Which action would the nurse take for an older client with Alzheimer disease who sleeps very little and becomes more disoriented from sleep deprivation? A. Shut the client's door during the night. B. Apply a vest restraint when the client is in bed. C. Leave a dim light on in the client's room at night. D. Administer the client's prescribed as-needed sedative medication.

Answer: C. Leave a dim light on in the client's room at night. Rationale: The nurse would leave a dim light on in the client's room at night. A small light in the room may prevent misinterpretation of shadows, which can heighten fear and alter the client's perception of the environment.

Which condition is due to decreased elasticity of the ocular lens?

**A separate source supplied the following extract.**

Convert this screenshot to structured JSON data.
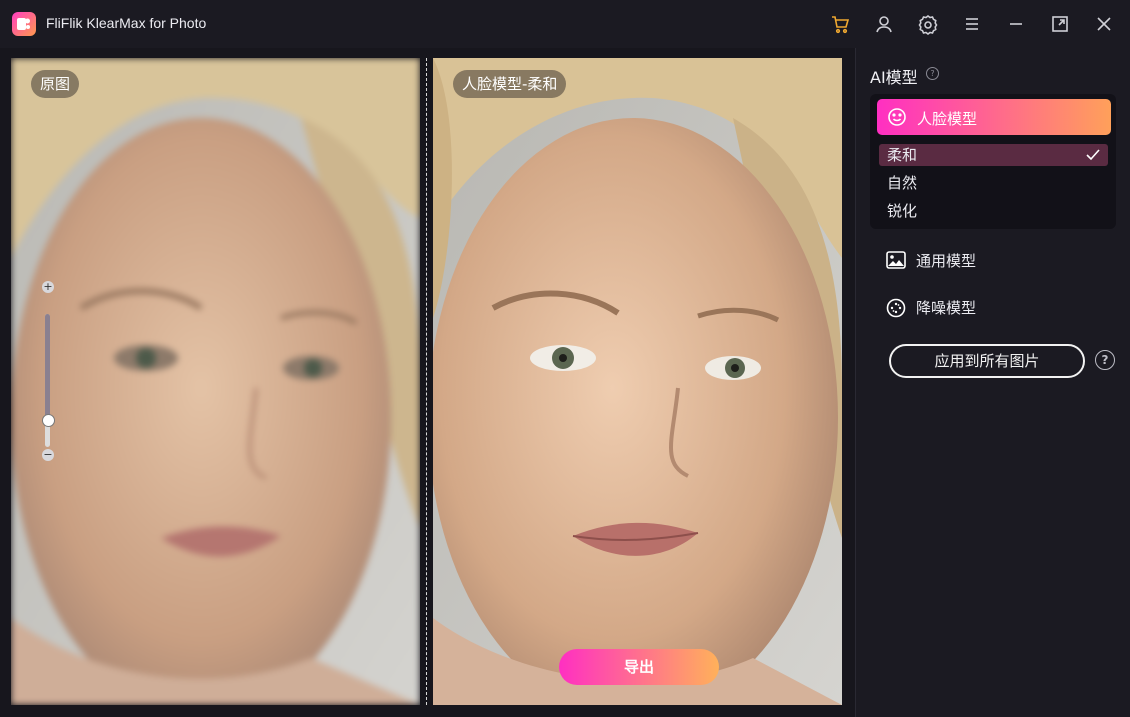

A. Myopia B. Hyperopia C. Presbyopia D. Astigmatism

Answer: C. Presbyopia Rationale: Presbyopia is an age-related problem in which the lens loses its elasticity and is less able to change its shape to focus the eye for close work. As a result, images fall behind the retina. Myopia, or nearsightedness, is a condition in which the eye over-refracts the light and the bent images fall in front of, not on, the retina. Hyperopia, also called hypermetropia or farsightedness, is a condition in which refraction is too weak, causing images to be focused behind the retina. Astigmatism occurs when the curve of the cornea is uneven. Because light rays are not refracted equally ion all directions, the image does not focus on the retina.

Which action would the nurse take when caring for an older adult with a history of recent memory loss? A. Instruct the client to move slowly when changing positions. B. Remind the client to look where he or she places the feet while walking. C. Adjust the daily schedule to accommodate sleep pattern. D. Employ electronic devices that provide alerts.

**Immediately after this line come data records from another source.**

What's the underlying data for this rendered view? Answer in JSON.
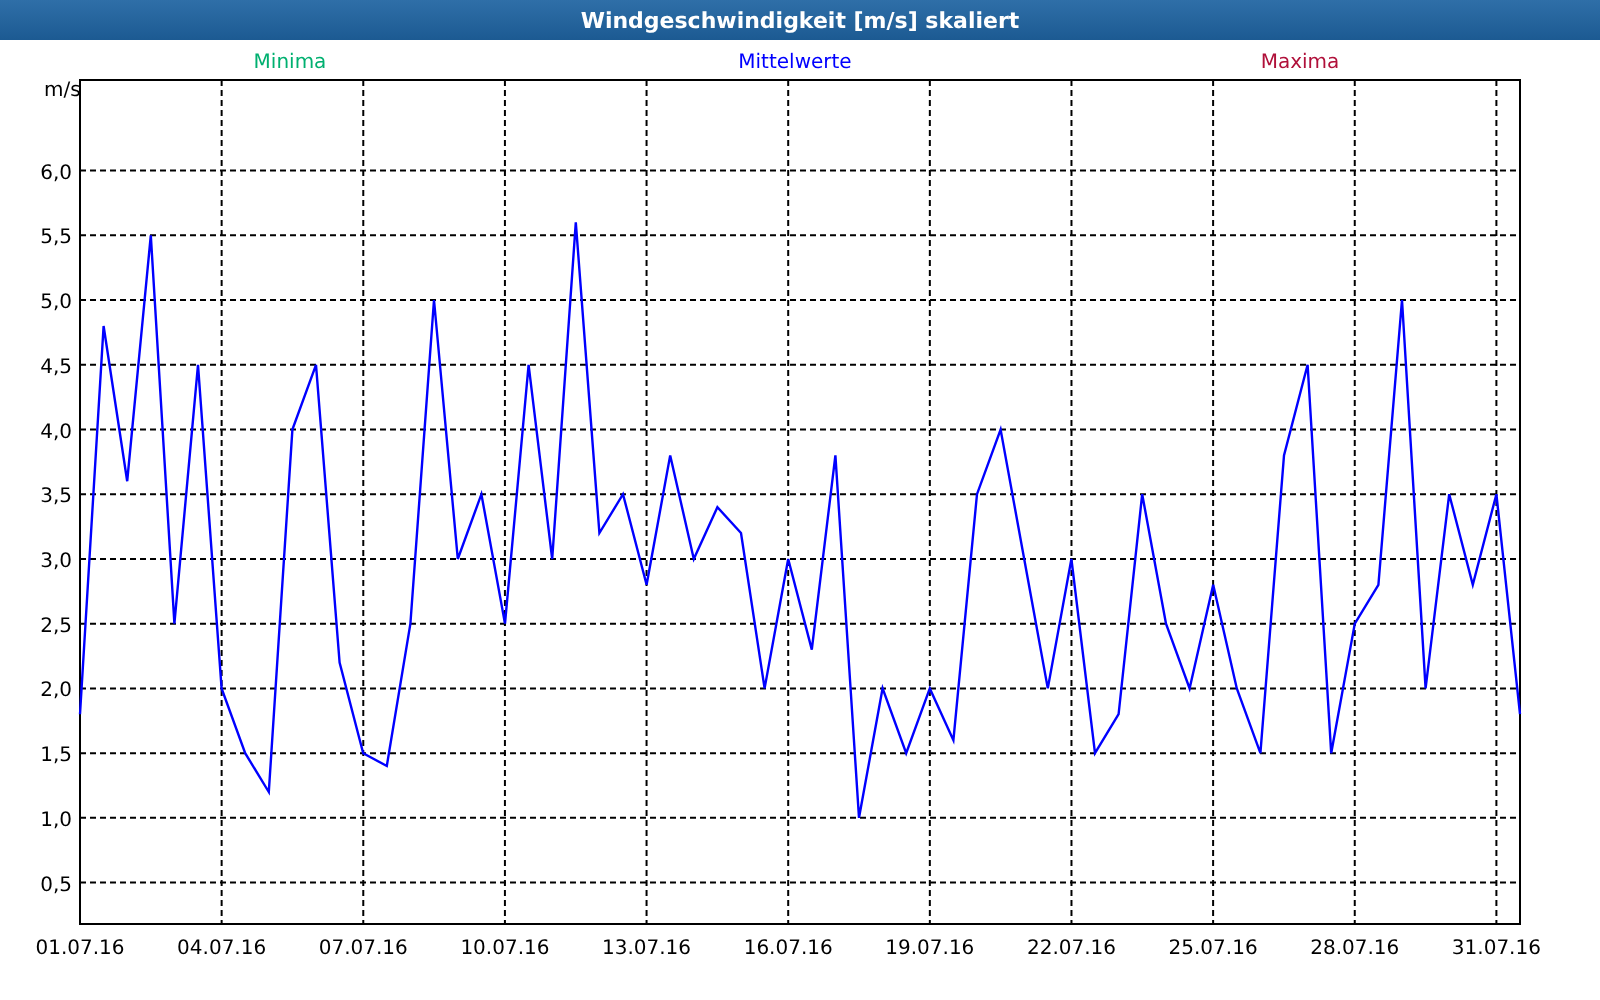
{
  "window": {
    "title": "Windgeschwindigkeit [m/s] skaliert"
  },
  "chart": {
    "legend_left": {
      "label": "Minima",
      "color": "#00b070"
    },
    "legend_right": {
      "label": "Maxima",
      "color": "#b0103a"
    },
    "chart_data": {
      "type": "line",
      "ylabel": "m/s",
      "grid": true,
      "ylim": [
        0.18,
        6.7
      ],
      "categories": [
        "01.07.16",
        null,
        null,
        null,
        null,
        null,
        "04.07.16",
        null,
        null,
        null,
        null,
        null,
        "07.07.16",
        null,
        null,
        null,
        null,
        null,
        "10.07.16",
        null,
        null,
        null,
        null,
        null,
        "13.07.16",
        null,
        null,
        null,
        null,
        null,
        "16.07.16",
        null,
        null,
        null,
        null,
        null,
        "19.07.16",
        null,
        null,
        null,
        null,
        null,
        "22.07.16",
        null,
        null,
        null,
        null,
        null,
        "25.07.16",
        null,
        null,
        null,
        null,
        null,
        "28.07.16",
        null,
        null,
        null,
        null,
        null,
        "31.07.16",
        null
      ],
      "series": [
        {
          "name": "Mittelwerte",
          "color": "#0000ff",
          "values": [
            1.8,
            4.8,
            3.6,
            5.5,
            2.5,
            4.5,
            2.0,
            1.5,
            1.2,
            4.0,
            4.5,
            2.2,
            1.5,
            1.4,
            2.5,
            5.0,
            3.0,
            3.5,
            2.5,
            4.5,
            3.0,
            5.6,
            3.2,
            3.5,
            2.8,
            3.8,
            3.0,
            3.4,
            3.2,
            2.0,
            3.0,
            2.3,
            3.8,
            1.0,
            2.0,
            1.5,
            2.0,
            1.6,
            3.5,
            4.0,
            3.0,
            2.0,
            3.0,
            1.5,
            1.8,
            3.5,
            2.5,
            2.0,
            2.8,
            2.0,
            1.5,
            3.8,
            4.5,
            1.5,
            2.5,
            2.8,
            5.0,
            2.0,
            3.5,
            2.8,
            3.5,
            1.8
          ]
        }
      ],
      "yticks": [
        {
          "value": 0.5,
          "label": "0,5"
        },
        {
          "value": 1,
          "label": "1,0"
        },
        {
          "value": 1.5,
          "label": "1,5"
        },
        {
          "value": 2,
          "label": "2,0"
        },
        {
          "value": 2.5,
          "label": "2,5"
        },
        {
          "value": 3,
          "label": "3,0"
        },
        {
          "value": 3.5,
          "label": "3,5"
        },
        {
          "value": 4,
          "label": "4,0"
        },
        {
          "value": 4.5,
          "label": "4,5"
        },
        {
          "value": 5,
          "label": "5,0"
        },
        {
          "value": 5.5,
          "label": "5,5"
        },
        {
          "value": 6,
          "label": "6,0"
        }
      ]
    }
  }
}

Answer: D. Employ electronic devices that provide alerts. Rationale: Providing electronic devices that give alerts can help an older who has developed recent memory loss.

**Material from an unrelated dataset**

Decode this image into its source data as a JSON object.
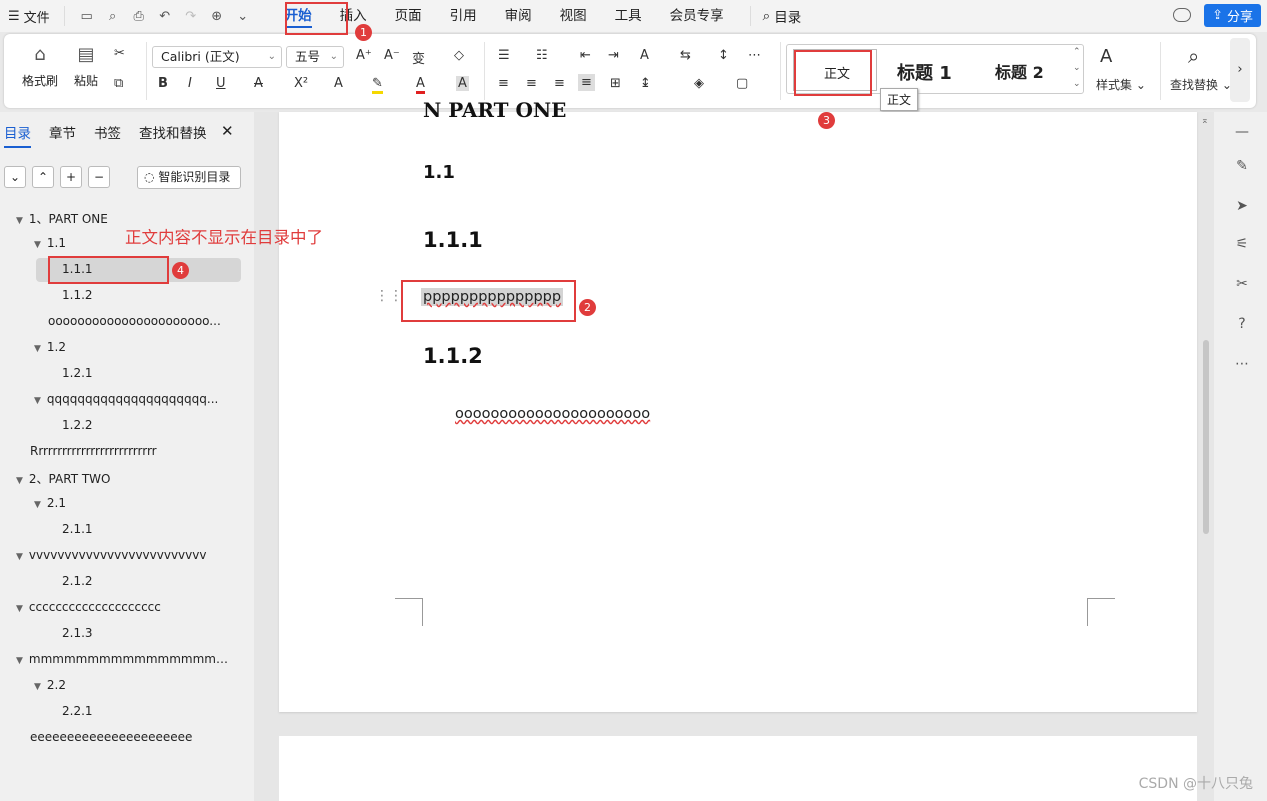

Which initial nursing intervention would the nurse take for an older adult delirium who begins acting out while in the dayroom? A. Instructing the client to be quiet B. Allowing the client to act out until fatigue sets in C. Guiding the client from the room by gently holding the client's arm D. Giving the client one simple direction at a time in a firm, low-pitched voice

Answer: D. Giving the client one simple direction at a time in a firm, low-pitched voice Rationale: Clients with delirium typically respond to simple directions stated one at a time in a firm, low-pitched voice.

Which intervention would the nurse include when developing a plan of care for an older client with dementia? A. Explain to the client the details of the regimen. B. Demonstrate interest in the client's various likes and dislikes. C. Be firm when dealing with the client's attitudes and behaviors. D. Provide consistency in carrying out nursing activities for the client.

Answer: D. Provide consistency in carrying out nursing activities for the client. Rationale: The nurse would include providing consistency in carrying out nursing activities for the client. Familiarity with situations and continuity add to the client's sense of security and foster trust in the relationship.